What Next for Leapmotor?

The collaboration between the two companies can be viewed as a double-edged sword for Leapmotor. While it offers immediate capital infusions and global market access, the long-term strategic risks for the company are also apparent in such an arrangement. Leapmotor must, therefore, maintain its brand identity and control over technological innovations as it expands, with reliance on Stellantis becoming a key factor on how far they can go in this direction.

Summary

The collaboration between Leapmotor and Stellantis signifies an important milestone in the overall strategy of the company towards globalization and becoming recognized as an international brand.
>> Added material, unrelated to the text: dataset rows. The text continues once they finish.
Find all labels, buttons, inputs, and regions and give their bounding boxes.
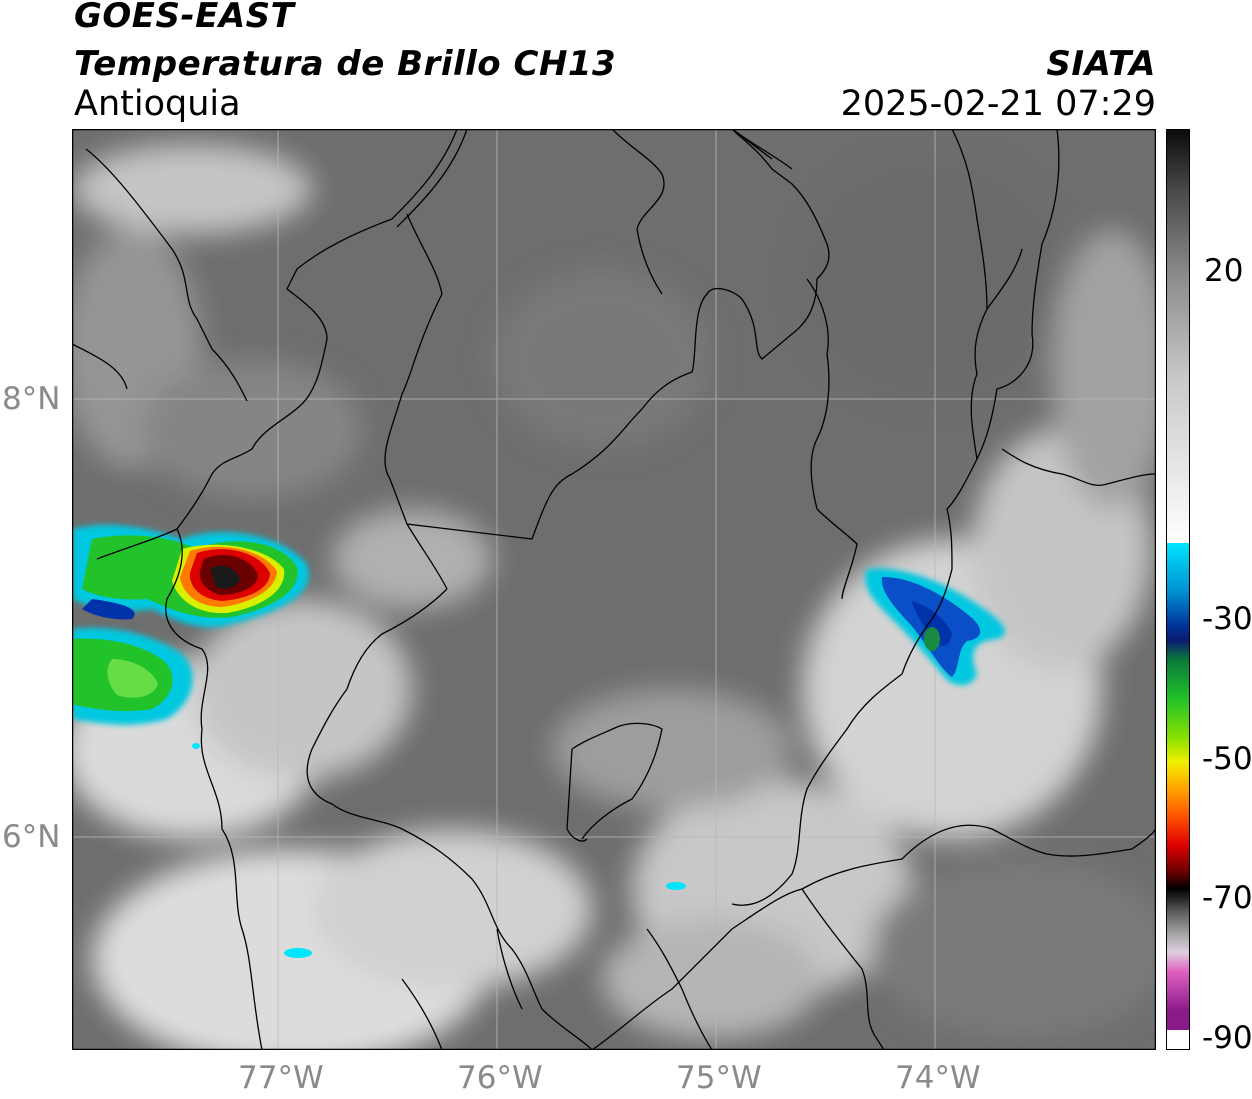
lat-tick-8n: 8°N <box>2 381 61 417</box>
datetime-label: 2025-02-21 07:29 <box>840 84 1156 124</box>
lon-tick-75w: 75°W <box>676 1060 762 1096</box>
map-frame <box>72 129 1156 1050</box>
small-cell-dot <box>192 743 200 749</box>
storm-cell-magdalena <box>865 568 1006 686</box>
administrative-boundaries <box>72 129 1156 1050</box>
lat-tick-6n: 6°N <box>2 819 61 855</box>
cloud-texture <box>72 144 1156 1050</box>
region-label: Antioquia <box>74 84 241 124</box>
convective-core-uraba <box>72 524 310 725</box>
colorbar-tick-neg90: -90 <box>1202 1020 1252 1056</box>
colorbar-tick-neg70: -70 <box>1202 880 1252 916</box>
satellite-title: GOES-EAST <box>74 0 295 36</box>
temperature-colorbar <box>1166 129 1190 1050</box>
colorbar-tick-20: 20 <box>1204 253 1244 289</box>
lon-tick-74w: 74°W <box>895 1060 981 1096</box>
lon-tick-76w: 76°W <box>457 1060 543 1096</box>
colorbar-tick-neg50: -50 <box>1202 741 1252 777</box>
small-cell-choco <box>284 948 312 958</box>
brightness-temperature-map <box>72 129 1156 1050</box>
agency-label: SIATA <box>1046 44 1156 84</box>
lon-tick-77w: 77°W <box>238 1060 324 1096</box>
small-cell-center <box>666 882 686 890</box>
product-title: Temperatura de Brillo CH13 <box>74 44 617 84</box>
colorbar-tick-neg30: -30 <box>1202 601 1252 637</box>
It is clear that Leapmotor's move presents several challenges related to market competition, profitability, and strategic autonomy. Therefore, while making swift decisions on such a partnership might seem challenging for a firm in its early stages, as they embark on their global journey, they will need to navigate these complexities with agility and foresight to successfully enter the world market.